The following columns contain results returned by standardScreeningBinaryTrait or standardScreeningNumericTrait (depending on whether the input trait is binary or continuous).

For binary traits, the following information is returned for each set:

`corPearson.Set_1, corPearson.Set_2,...`	Pearson correlation with a binary numeric version of the input variable. The numeric variable equals 1 for level 1 and 2 for level 2. The levels are given by levels(factor(y)).
`t.Student.Set_1, t.Student.Set_2, ...`	Student t-test statistic
`pvalueStudent.Set_1, pvalueStudent.Set_2, ...`	two-sided Student t-test p-value.
`qvalueStudent.Set_1, qvalueStudent.Set_2, ...`	(if input `qValues==TRUE`) q-value (local false discovery rate) based on the Student T-test p-value (Storey et al 2004).
`foldChange.Set_1, foldChange.Set_2, ...`	a (signed) ratio of mean values. If the mean in the first group (corresponding to level 1) is larger than that of the second group, it equals meanFirstGroup/meanSecondGroup. But if the mean of the second group is larger than that of the first group it equals -meanSecondGroup/meanFirstGroup (notice the minus sign).
`meanFirstGroup.Set_1, meanSecondGroup.Set_2, ...`	means of columns in input `datExpr` across samples in the second group.
`SE.FirstGroup.Set_1, SE.FirstGroup.Set_2, ...`	standard errors of columns in input `datExpr` across samples in the first group. Recall that SE(x)=sqrt(var(x)/n) where n is the number of non-missing values of x.
`SE.SecondGroup.Set_1, SE.SecondGroup.Set_2, ...`	standard errors of columns in input `datExpr` across samples in the second group.
`areaUnderROC.Set_1, areaUnderROC.Set_2, ...`	the area under the ROC, also known as the concordance index or C.index. This is a measure of discriminatory power. The measure lies between 0 and 1 where 0.5 indicates no discriminatory power. 0 indicates that the "opposite" predictor has perfect discriminatory power. To compute it we use the function rcorr.cens with `outx=TRUE` (from Frank Harrel's package Hmisc).
`nPresentSamples.Set_1, nPresentSamples.Set_2, ...`	number of samples with finite measurements for each gene.

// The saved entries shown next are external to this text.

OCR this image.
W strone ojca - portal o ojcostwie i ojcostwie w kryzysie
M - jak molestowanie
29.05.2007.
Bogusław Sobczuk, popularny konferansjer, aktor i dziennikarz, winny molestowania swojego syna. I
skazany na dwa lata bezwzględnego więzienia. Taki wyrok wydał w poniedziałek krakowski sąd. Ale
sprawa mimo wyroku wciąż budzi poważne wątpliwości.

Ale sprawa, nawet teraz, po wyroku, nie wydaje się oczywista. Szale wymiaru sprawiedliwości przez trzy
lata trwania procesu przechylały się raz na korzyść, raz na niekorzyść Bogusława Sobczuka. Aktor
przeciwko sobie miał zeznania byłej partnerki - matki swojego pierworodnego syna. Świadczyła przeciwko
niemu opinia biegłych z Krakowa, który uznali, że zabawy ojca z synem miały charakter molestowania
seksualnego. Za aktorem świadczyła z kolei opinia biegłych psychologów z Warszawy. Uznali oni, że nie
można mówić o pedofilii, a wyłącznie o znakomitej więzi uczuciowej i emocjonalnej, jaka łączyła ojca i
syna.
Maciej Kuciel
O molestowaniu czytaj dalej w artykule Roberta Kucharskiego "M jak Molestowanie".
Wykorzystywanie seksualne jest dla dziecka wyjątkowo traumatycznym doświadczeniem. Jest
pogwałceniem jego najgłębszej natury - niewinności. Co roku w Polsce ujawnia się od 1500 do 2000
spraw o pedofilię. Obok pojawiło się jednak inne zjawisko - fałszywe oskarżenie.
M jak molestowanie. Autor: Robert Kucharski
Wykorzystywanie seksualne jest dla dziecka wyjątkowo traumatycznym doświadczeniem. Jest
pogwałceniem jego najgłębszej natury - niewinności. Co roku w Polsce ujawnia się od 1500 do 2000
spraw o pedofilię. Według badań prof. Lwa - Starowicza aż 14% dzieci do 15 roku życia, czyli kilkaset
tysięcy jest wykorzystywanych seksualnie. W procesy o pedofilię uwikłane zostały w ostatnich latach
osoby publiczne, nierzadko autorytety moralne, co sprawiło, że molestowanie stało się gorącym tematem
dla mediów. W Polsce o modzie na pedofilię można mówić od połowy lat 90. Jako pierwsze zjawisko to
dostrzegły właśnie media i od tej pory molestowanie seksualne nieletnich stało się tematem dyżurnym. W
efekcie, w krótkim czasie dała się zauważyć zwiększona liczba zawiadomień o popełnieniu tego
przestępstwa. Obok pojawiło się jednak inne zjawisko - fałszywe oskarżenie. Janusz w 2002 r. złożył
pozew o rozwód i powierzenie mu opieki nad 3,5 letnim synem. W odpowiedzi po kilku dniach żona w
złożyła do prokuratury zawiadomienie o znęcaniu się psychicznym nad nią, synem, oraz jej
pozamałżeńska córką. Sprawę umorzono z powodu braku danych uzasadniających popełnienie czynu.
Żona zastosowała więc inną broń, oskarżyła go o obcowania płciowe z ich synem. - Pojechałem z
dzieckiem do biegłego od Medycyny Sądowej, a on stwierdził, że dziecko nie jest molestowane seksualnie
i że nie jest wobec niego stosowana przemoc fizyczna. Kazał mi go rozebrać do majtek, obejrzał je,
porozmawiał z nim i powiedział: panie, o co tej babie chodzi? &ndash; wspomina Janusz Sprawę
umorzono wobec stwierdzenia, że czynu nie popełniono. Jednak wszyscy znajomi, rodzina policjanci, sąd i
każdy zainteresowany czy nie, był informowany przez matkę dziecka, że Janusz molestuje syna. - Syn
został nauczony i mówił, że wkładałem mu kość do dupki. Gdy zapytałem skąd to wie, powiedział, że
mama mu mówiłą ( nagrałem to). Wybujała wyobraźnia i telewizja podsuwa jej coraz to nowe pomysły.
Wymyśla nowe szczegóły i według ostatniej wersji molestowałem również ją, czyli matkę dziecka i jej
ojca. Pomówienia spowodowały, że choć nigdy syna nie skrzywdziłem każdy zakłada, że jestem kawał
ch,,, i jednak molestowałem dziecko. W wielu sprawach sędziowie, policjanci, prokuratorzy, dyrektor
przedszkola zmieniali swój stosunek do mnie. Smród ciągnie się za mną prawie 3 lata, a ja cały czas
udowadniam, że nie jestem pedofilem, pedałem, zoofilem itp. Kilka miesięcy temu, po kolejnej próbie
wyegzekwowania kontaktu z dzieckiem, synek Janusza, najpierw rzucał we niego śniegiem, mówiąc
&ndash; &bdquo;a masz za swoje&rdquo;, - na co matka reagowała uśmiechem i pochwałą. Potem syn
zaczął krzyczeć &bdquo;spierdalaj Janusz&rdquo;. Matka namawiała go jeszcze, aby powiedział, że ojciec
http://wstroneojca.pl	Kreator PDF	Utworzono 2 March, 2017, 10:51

If input kruskalTest is TRUE, the following columns further summarize results of Kruskal-Wallis test:

`stat.Kruskal.Set_1, stat.Kruskal.Set_2, ...`	Kruskal-Wallis test statistic.
`stat.Kruskal.signed.Set_1, stat.Kruskal.signed.Set_2,...`	(Warning: experimental) Kruskal-Wallis test statistic including a sign that indicates whether the average rank is higher in second group (positive) or first group (negative).
`pvaluekruskal.Set_1, pvaluekruskal.Set_2, ...`	Kruskal-Wallis test p-value.
`qkruskal.Set_1, qkruskal.Set_2, ...`	q-values corresponding to the Kruskal-Wallis test p-value (if input `qValues==TRUE`).
`Z.Set1, Z.Set2, ...`	Z statistics obtained from `pvalueStudent.Set1, pvalueStudent.Set2, ...` or from `pvaluekruskal.Set1, pvaluekruskal.Set2, ...`, depending on input `metaKruskal`.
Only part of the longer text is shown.